Subsequent DNA tests on the tularemia being studied in the BU lab showed that the bacteria identified as coming from Nebraska contained the harmless strain and a highly infectious type.
"The deck was stacked against [the researchers] because they were working with something they had no idea they were working with," Moore said.
But Moore acknowledged that researchers in the lab had violated policies requiring them to work with tularemia inside an enclosed box, called a hood, that sends air through sophisticated filters.
Instead, the tularemia samples were sometimes worked with in the open, in part because the enclosed research boxes were sometimes filled with material that should not have been kept there, Moore said.
Blood tests were performed on about 60 university researchers, and those tests showed that only the three workers who had become ill tested positive for tularemia. After the exposure was determined, BU in November shuttered the lab for decontamination. The part of the lab where the tularemia research was conducted remains closed.
Eleven researchers were placed on paid leave in November, to ensure the integrity of the investigation, and six remain off the job.
The investigation into how the exposure happened continues. Samples of tularemia were sent directly from the Nebraska lab for CDC analysis, and those tests showed no presence of the dangerous strain, deepening the mystery around the episode.
"At this time it seems to me there's no evidence conclusively to link the contamination to Boston or to Nebraska," said Jennifer Morcone, a CDC spokeswoman. "Certainly, everyone would like to determine the source of the contamination to make ceratin nothing like this could happen again."
Infectious disease specialists at other universities said that BU appeared to have acted properly by notifying health agencies. They also said that BU was not obligated to alert the public to the exposure of researchers.

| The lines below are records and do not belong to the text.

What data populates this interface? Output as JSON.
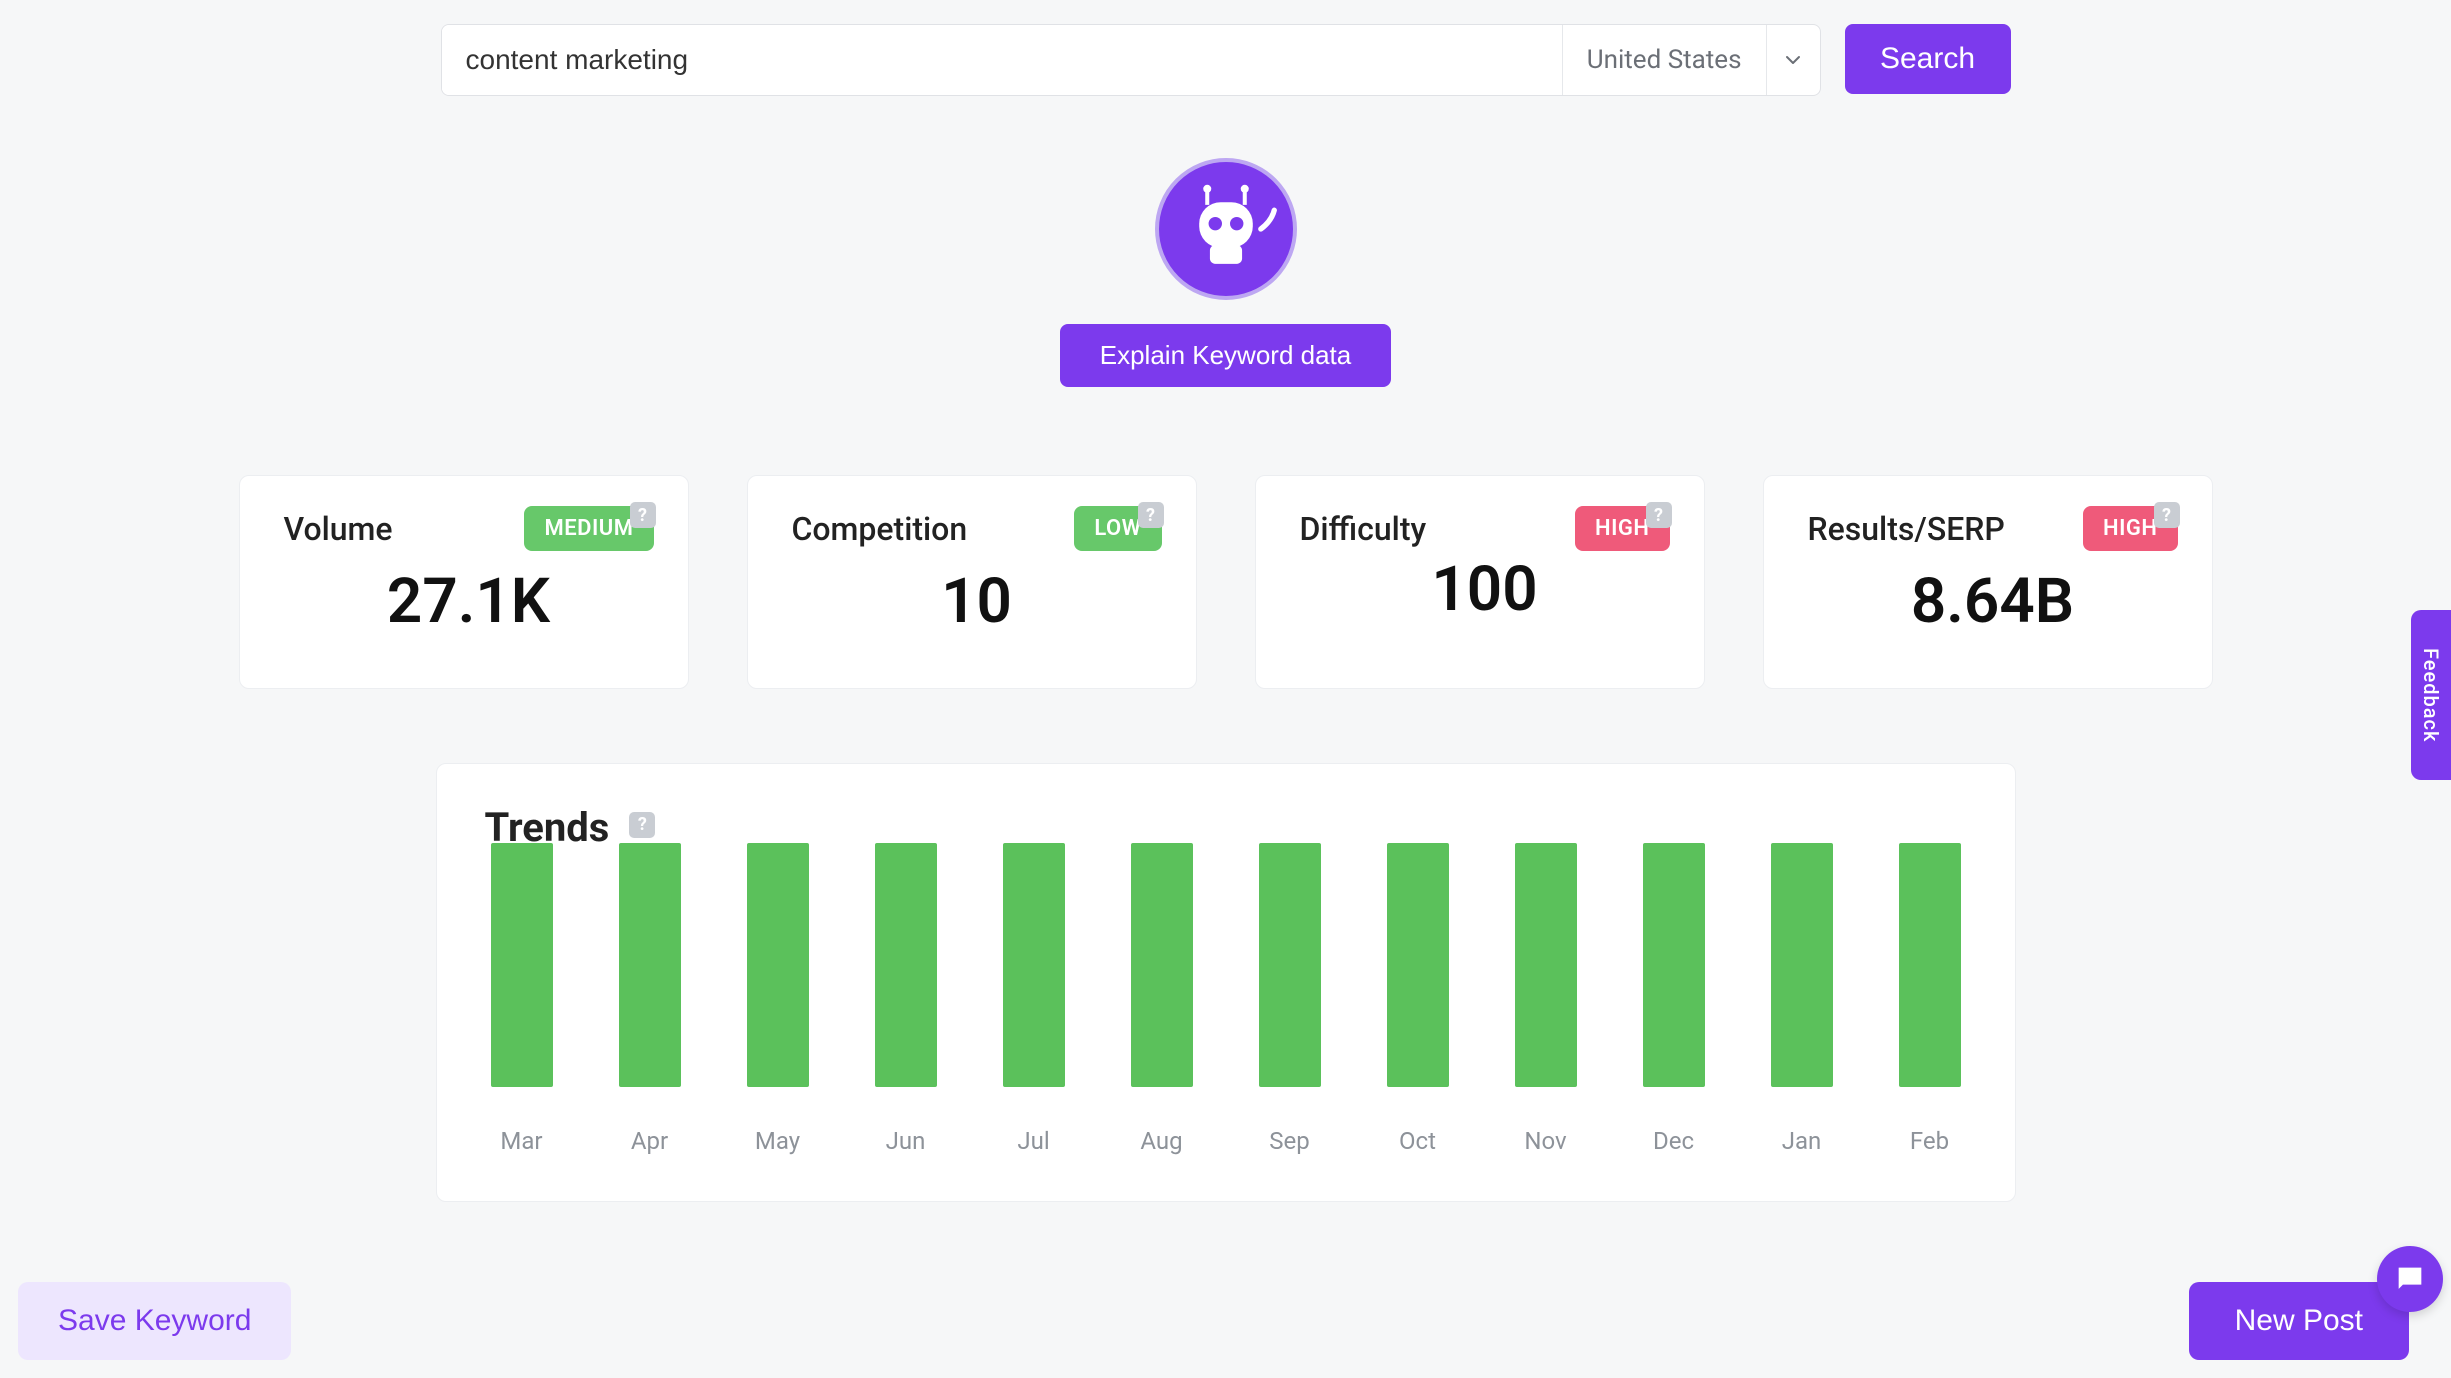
{
  "search": {
    "value": "content marketing",
    "country": "United States",
    "button": "Search"
  },
  "explain_button": "Explain Keyword data",
  "metrics": {
    "volume": {
      "title": "Volume",
      "badge": "MEDIUM",
      "badge_color": "green",
      "value": "27.1K"
    },
    "competition": {
      "title": "Competition",
      "badge": "LOW",
      "badge_color": "green",
      "value": "10"
    },
    "difficulty": {
      "title": "Difficulty",
      "badge": "HIGH",
      "badge_color": "pink",
      "value": "100"
    },
    "results": {
      "title": "Results/SERP",
      "badge": "HIGH",
      "badge_color": "pink",
      "value": "8.64B"
    }
  },
  "trends_title": "Trends",
  "chart_data": {
    "type": "bar",
    "title": "Trends",
    "categories": [
      "Mar",
      "Apr",
      "May",
      "Jun",
      "Jul",
      "Aug",
      "Sep",
      "Oct",
      "Nov",
      "Dec",
      "Jan",
      "Feb"
    ],
    "values": [
      100,
      100,
      100,
      100,
      100,
      100,
      100,
      100,
      100,
      100,
      100,
      100
    ],
    "ylim": [
      0,
      100
    ],
    "xlabel": "",
    "ylabel": ""
  },
  "footer": {
    "save": "Save Keyword",
    "new_post": "New Post"
  },
  "feedback": "Feedback",
  "help_glyph": "?"
}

"I don't know what the point would be of telling the public because there was no danger to the public," said Karl Klose, a professor of microbiology at the University of Texas at San Antonio
As a result of the exposures, BU as well as the Boston Public Health Commission are moving to tighten oversight of research. To improve safety in the dozens of public and private research labs in Boston, the Public Health Commission intends by this spring to start a mandatory training program for lab workers, emphasizing the reporting of illnesses in researchers. The commission also plans to hire a lab safety inspector who will make unannounced visits to research sites to make certain they are following safety protocols, said John Auerbach, Public Health Commission executive director.